BOHEMIENS EN VOYAGE BY BAUDELAIRE The gypsies, a tribe with eyes of flame, Begin their evening journey carrying Children on their backs or at their swollen Breasts to feed the fierce hunger. Knives Gleaming in the dusk-light mark the men Walking aside the wagons carrying Family. Their eyes survey the heavens For lost dreams. Crickets watch them pass, Redouble their song. Cybele loves them And her verdure blooms desert, runs water >From stone before their passage— For the darkness ahead Unveils their empire of the familiar.
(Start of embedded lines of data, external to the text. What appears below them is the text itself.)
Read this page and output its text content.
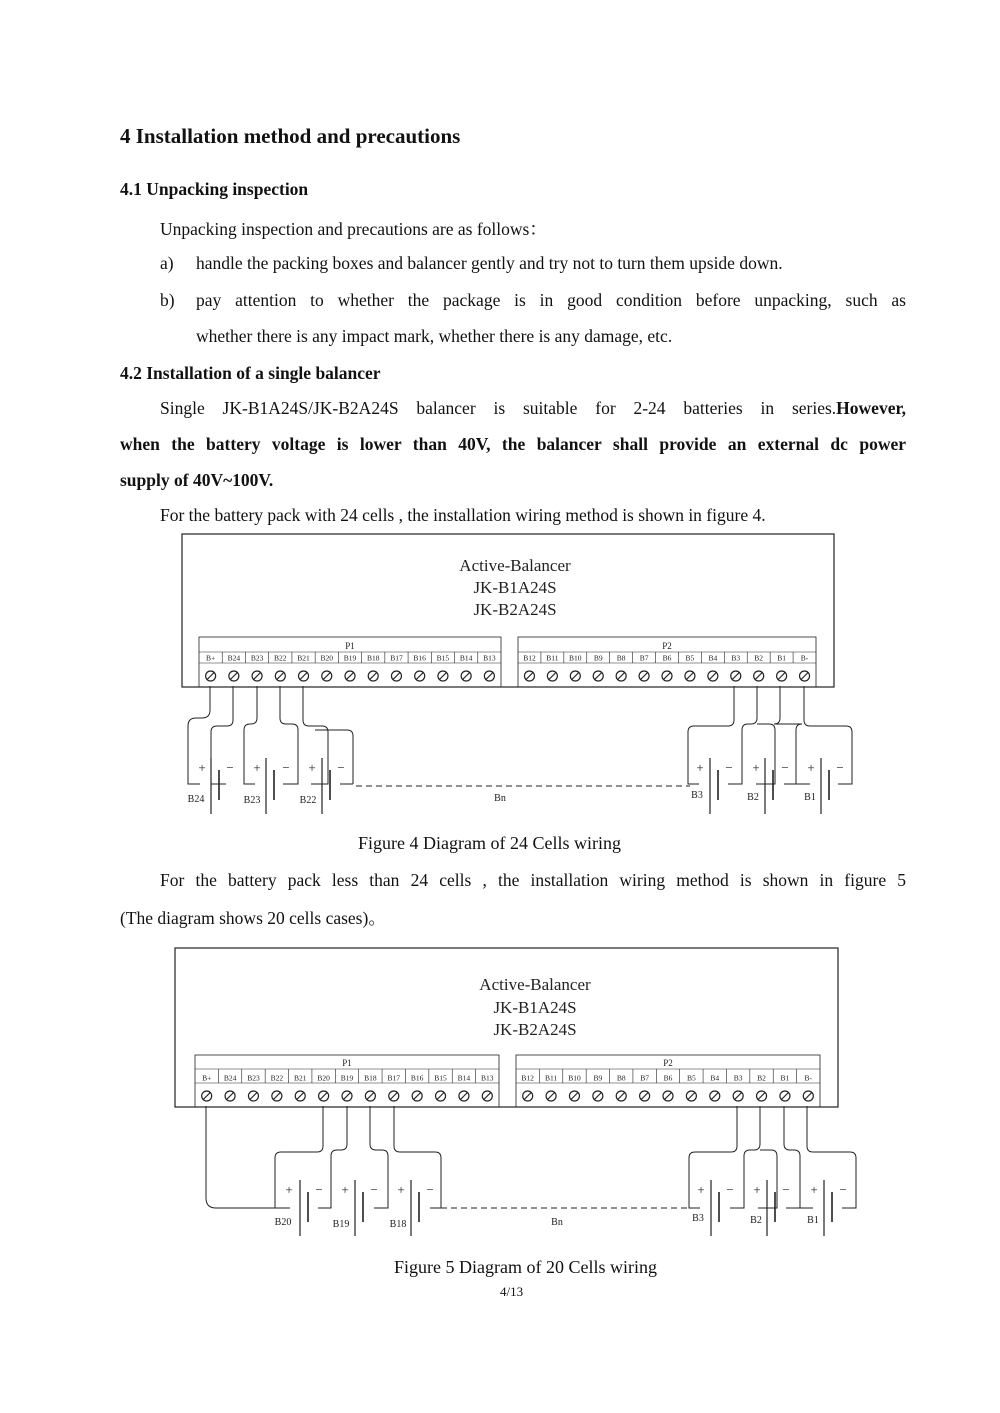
4 Installation method and precautions
4.1 Unpacking inspection
Unpacking inspection and precautions are as follows：
a) handle the packing boxes and balancer gently and try not to turn them upside down.
b) pay attention to whether the package is in good condition before unpacking, such as
whether there is any impact mark, whether there is any damage, etc.
4.2 Installation of a single balancer
Single JK-B1A24S/JK-B2A24S balancer is suitable for 2-24 batteries in series.However,
when the battery voltage is lower than 40V, the balancer shall provide an external dc power
supply of 40V~100V.
For the battery pack with 24 cells , the installation wiring method is shown in figure 4.
Figure 4 Diagram of 24 Cells wiring
For the battery pack less than 24 cells , the installation wiring method is shown in figure 5
(The diagram shows 20 cells cases)。
Figure 5 Diagram of 20 Cells wiring
4/13
Active-Balancer
JK-B1A24S
JK-B2A24S
P1
B+ B24 B23 B22 B21 B20 B19 B18 B17 B16 B15 B14 B13
P2
B12 B11 B10 B9 B8 B7 B6 B5 B4 B3 B2 B1 B-
+ −
B24
+ −
B23
+ −
B22	Bn
+ −
B3
+ −
B2
+ −
B1
Active-Balancer
JK-B1A24S
JK-B2A24S
P1
B+ B24 B23 B22 B21 B20 B19 B18 B17 B16 B15 B14 B13
P2
B12 B11 B10 B9 B8 B7 B6 B5 B4 B3 B2 B1 B-
+ −
B20
+ −
B19
+ −
B18	Bn
+ −
B3
+ −
B2
+ −
B1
TO GERARD DE NERVAL “I do not ask of God that he should change anything in events themselves, but that he should change me in regard to things, so that I might have the power to create my own universe about me, to govern my dreams instead of enduring them.” Gerard de Nerval as quoted by Arthur Symons I. Under how many names did you love the blonde Adrienne, the one who pecked your cheek That evening outside the dark chateau, The one whose hair you crowned with laurels As if remembered rather than just met? There was Jenny Colon, the actress: The lilt of her smile like the curve of a seashell, Her white fingers softer than the sand of Nantes. Then she died too. There were others, But they did not draw you to the halls Of the Palais-Royal, leading a lobster At the end of a blue ribbon. Only Myrtho. Your reasoning was that it would not bark And knew the secrets of the sea. II. Healed, you went east to the badlands Of Syria to assure us you’d recovered Your reason. On the steps of the Sheik Of Lebanon’s palace, Salema, a young druse Perpetuated the dream and you almost proposed. But, seized by an idea or by somnambulism You returned to Paris. There you groped Through filthy alleys after phantoms. You lost yourself and spent hours, days Finding your way back—the writing Dwindling to less than twenty lines a day. III. You stormed into the Revue de Paris With your latest phantom: an apron string You proclaimed the girdle of Madame de Maintenon Who performed in Esther at Saint Cyr. Another actress, your mind again decomposed. The darkness of the streets reeked of fear But you clung to the apron string: “It is the garter of the Queen of Sheba.” The thin thread of an idea led you To the rue de la Vieille-Lanterne: “The Immaculate Conception by geometry…” Little could the landlord of the penny doss Who heard the knocking against his window Guess what drink brought you there.